After she’d been dethroned in these circumstances, Rishi’s coronation also seems unavoidable. Had it been Boris who succeeded her – or, God forbid, Penny Mordaunt – the financial markets would have jack-knived again. Indeed, gilt yields started to rise the moment rumours began circulating that Boris would throw his hat into the ring and didn’t begin to drop until he announced he wouldn’t be standing. I daresay that was an important factor in his decision not to run – if the currency markets and the bond markets rejected him, just as they’d rejected Liz, he’d have no choice but to resign as well.

So what’s the moral of the story? Remainers will argue this proves that take back control was never more than a clever political slogan. The idea that Britain could regain its sovereignty by leaving the European Union was always for the birds, given all the other international forces restricting His Majesty’s Government’s room for manoeuvre, not least the financial markets. Indeed, Jonathan Freedland wrote a column in the Guardian about what he called “the sovereignty delusion” making precisely this point:

Truss and her now ex-chancellor were given the rudest of reminders that in our interdependent world there is no such thing as pure, untrammelled sovereignty. No government can do what the hell it likes, heedless of others. In this case, the restraint on sovereignty was not the EU: it was the money markets. But their verdict was as binding as any Brussels edict; in fact it was more so. They ordered the removal of a chancellor after just 38 days in office and the cancellation of the Government’s economic strategy. It is the financial markets that have taken back control.

There’s a deal of truth in this, but with one important caveat: the money markets probably wouldn’t have reacted in the way they did to the mini-budget if inflation wasn’t approaching double digits and if Britain’s national debt wasn’t 100% of GDP. Freedland blames Brexit for Britain’s straitened economic circumstances, but the actual cause was Boris Johnson and Rishi Sunak’s mishandling of the pandemic. If they hadn’t mothballed the economy for 18 months and borrowed ~£400 billion to pay people not to work our national finances wouldn’t be in such a parlous state and Liz and Kwasi probably would have got away with it. The financial markets didn’t take back control. Boris and Rishi handed it to them when they more or less bankrupted the British economy.

There’s an irony here. Boris and his closes allies reacted in the way they did to the pandemic because, as they saw it, it was the best way to ensure their political survival. I daresay the same calculation was made by most political leaders who rushed to impose lockdowns and then borrowed hundreds of billions to cushion the economic shock. But the result has been a global recession and a grim new financial reality in which political leaders can no longer spend their way out of trouble. So one after another the incumbents are going to fall – and, as in Boris’s cases, their successor’s too. From now on, anything other than brutal austerity won’t be economically feasible, even though it’s politically disastrous. Britain is the canary in the coal mine; soon, every Western country will be like Italy, changing Prime Ministers every five minutes.

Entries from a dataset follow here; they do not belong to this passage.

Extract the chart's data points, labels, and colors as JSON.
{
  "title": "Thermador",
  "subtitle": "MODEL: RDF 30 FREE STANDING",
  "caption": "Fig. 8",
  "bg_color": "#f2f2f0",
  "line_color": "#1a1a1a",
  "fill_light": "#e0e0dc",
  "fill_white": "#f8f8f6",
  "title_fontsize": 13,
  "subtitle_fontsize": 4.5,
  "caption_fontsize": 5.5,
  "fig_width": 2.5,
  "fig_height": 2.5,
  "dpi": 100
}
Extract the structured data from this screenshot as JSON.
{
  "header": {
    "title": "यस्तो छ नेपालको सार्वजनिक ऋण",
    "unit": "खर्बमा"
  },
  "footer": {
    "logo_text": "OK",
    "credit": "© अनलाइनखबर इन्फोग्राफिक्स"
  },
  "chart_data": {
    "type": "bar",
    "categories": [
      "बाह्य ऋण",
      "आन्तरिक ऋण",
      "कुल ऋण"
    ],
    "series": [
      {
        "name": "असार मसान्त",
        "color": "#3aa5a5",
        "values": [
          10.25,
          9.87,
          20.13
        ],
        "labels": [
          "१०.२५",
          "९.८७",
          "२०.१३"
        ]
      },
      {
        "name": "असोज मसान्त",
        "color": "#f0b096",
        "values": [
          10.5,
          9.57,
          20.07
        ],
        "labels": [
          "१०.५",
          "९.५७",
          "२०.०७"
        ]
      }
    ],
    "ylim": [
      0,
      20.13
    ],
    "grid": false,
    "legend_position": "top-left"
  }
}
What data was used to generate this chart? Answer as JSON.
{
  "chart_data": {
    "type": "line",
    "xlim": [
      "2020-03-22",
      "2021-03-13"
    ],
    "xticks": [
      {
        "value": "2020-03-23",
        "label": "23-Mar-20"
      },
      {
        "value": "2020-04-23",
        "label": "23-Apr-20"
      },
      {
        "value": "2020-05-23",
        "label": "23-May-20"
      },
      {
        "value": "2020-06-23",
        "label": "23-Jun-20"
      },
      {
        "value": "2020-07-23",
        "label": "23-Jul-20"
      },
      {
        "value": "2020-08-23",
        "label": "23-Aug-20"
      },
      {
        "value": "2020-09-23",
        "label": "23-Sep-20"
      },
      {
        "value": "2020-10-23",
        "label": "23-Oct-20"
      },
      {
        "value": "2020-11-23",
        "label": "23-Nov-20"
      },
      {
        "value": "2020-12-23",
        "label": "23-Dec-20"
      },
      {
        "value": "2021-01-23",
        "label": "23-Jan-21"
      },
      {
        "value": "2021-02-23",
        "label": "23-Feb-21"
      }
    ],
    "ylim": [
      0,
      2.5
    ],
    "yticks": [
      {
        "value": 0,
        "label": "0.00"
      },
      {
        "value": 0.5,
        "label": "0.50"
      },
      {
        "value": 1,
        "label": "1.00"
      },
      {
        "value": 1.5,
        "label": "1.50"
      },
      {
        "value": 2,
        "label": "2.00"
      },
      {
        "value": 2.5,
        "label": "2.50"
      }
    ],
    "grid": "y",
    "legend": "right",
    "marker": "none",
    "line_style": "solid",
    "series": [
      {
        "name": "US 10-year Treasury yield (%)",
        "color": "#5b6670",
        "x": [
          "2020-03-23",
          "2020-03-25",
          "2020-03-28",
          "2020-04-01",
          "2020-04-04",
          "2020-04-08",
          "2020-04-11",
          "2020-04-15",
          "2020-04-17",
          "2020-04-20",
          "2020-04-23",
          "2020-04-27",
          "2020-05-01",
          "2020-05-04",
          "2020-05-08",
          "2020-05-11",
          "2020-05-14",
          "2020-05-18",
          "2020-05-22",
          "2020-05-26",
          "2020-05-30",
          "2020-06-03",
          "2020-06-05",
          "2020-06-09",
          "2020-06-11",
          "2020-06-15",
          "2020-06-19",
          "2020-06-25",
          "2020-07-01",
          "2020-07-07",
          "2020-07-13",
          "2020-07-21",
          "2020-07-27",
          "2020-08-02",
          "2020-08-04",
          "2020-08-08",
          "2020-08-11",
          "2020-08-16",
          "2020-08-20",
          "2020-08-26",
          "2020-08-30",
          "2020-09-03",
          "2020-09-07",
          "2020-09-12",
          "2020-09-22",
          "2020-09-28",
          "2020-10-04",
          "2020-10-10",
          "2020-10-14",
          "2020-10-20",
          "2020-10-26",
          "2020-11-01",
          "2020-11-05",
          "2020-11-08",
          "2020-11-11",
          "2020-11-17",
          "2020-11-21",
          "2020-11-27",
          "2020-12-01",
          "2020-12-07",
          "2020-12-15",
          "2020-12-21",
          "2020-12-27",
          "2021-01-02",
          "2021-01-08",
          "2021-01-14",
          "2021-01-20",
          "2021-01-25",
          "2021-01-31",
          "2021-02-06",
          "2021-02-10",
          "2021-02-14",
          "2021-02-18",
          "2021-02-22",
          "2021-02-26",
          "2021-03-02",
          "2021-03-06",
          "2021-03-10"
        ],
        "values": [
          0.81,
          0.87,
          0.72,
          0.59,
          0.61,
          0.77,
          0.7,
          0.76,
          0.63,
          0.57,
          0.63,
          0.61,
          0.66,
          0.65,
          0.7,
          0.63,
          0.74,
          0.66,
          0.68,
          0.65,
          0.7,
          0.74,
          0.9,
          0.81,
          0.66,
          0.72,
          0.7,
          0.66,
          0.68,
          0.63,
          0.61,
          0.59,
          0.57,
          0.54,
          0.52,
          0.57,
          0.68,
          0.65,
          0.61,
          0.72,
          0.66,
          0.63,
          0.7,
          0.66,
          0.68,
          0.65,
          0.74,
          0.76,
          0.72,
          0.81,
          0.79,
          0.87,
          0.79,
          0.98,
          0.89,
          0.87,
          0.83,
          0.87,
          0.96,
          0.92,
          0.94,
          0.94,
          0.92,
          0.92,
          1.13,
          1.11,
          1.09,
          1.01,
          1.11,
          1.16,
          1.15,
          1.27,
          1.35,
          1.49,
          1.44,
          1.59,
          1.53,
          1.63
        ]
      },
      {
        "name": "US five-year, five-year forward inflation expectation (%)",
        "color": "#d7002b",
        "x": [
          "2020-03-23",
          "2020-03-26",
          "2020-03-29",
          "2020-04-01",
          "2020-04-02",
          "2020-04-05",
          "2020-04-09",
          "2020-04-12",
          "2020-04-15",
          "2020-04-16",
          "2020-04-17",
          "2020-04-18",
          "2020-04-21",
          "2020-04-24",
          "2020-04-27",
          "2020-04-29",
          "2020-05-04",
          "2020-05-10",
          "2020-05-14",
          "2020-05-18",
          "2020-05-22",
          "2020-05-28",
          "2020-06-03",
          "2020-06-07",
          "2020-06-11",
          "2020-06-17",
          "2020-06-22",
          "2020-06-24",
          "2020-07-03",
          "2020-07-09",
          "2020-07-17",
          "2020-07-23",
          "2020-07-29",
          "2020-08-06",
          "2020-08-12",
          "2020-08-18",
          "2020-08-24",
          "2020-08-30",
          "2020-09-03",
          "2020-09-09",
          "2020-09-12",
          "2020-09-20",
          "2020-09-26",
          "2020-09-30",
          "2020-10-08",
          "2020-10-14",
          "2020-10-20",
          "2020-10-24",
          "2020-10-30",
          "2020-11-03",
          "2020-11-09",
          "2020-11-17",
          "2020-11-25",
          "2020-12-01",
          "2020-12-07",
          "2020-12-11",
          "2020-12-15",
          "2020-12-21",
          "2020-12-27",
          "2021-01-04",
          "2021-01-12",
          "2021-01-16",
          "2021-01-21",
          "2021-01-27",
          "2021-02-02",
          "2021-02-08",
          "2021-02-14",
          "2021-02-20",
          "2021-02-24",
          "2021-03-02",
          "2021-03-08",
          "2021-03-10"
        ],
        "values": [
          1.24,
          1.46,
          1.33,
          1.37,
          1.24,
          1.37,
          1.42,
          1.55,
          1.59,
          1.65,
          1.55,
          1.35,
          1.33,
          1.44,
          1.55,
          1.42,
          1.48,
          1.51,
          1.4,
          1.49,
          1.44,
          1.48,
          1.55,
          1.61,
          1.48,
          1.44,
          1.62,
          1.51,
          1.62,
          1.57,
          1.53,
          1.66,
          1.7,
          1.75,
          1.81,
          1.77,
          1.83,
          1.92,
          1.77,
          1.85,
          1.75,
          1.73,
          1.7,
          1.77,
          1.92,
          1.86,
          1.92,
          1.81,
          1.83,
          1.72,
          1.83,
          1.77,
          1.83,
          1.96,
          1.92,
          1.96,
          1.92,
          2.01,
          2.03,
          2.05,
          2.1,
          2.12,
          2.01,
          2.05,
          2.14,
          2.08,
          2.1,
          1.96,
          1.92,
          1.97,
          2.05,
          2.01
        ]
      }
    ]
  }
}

Those who see the hand of the WEF or Bilderberg or Bill Gates in all this are not cynics, but romantics. They cannot bring themselves to believe that sheer human folly could have brought us to such a point. Mankind is not so inept, surely? There must be some controlling intelligence directing events, even if it’s malignant. I almost wish that were true, because the truth is even harder to bear — we are the authors of our own downfall. But bear it we must if we’re going to avoid making such a catastrophic mistake again.